Un “humanisme” à visage humain moderne doit donc s’interroger avec détermination et sans compromission sur ses stratégies.
De nos jours, toute proportion gardée, évidemment, mettons un arc-boutant à la réflexion : Comment, en effet, un peuple qui se vantait, à juste titre d’ailleurs, reconnaissons-le, d’avoir produit tant de grands hommes : Leibniz, Kant, Mozart, Goethe, et tant d’autres, … a-t-il pu assister passivement à la préparation des horreurs « raffinées » rapportées et datées par l’Histoire ?
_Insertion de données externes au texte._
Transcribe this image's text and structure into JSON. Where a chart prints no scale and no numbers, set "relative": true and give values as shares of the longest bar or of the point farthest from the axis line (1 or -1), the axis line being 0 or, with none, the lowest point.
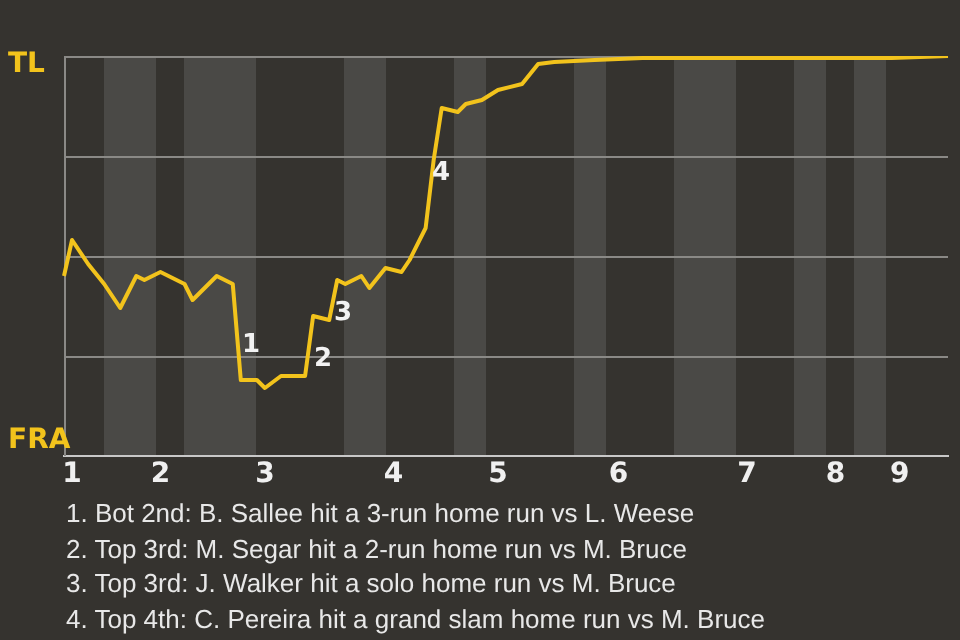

Après cette marche au pas cadencé par le nivellement vers le bas et dans la soumission intellectuelle, il y a lieu de s’interroger, de nos jours, encore et encore, pour que l’humain reste au centre de toutes les spéculations, tout en réprimant l’hydre des esclavages toujours renaissants sous de multiples formes et à des degrés divers !
Comme pour essayer de résumer, suggérons à notre attention, ce qu’écrivait Jean Rostand (1894-1977) et qui répond adéquatement aux préoccupations et aux virtualités du moment : « Je crois que l’individualité spirituelle de chacun devra être jalousement préservée pour le plus grand avantage de chacun… Ce ne serait pas la peine que la nature fasse de chaque individu un être unique pour que la société réduisit l’humanité à n’être qu’une collection de semblables ». (Réf. École Libératrice du 15/03/1957 ; p. 614).
Par ces temps d’élection, ajoutons-y la fraternité due à nos cent vingt mille victimes de l’illettrisme, en ayant à l’esprit cette affirmation : « … Être exclu de la lecture et de l’écriture est la blessure peut-être la plus profonde que la misère économique et le cynisme politique peuvent infliger au corps de l’homme… ». (Réf : Courrier de l’Unesco – Juillet 1982, … Tahar Ben Jelloun.
Il n’est jamais trop tard pour entreprendre un examen de conscience, car s’exclure des scrutins c’est s’exclure de notre vie démocratique.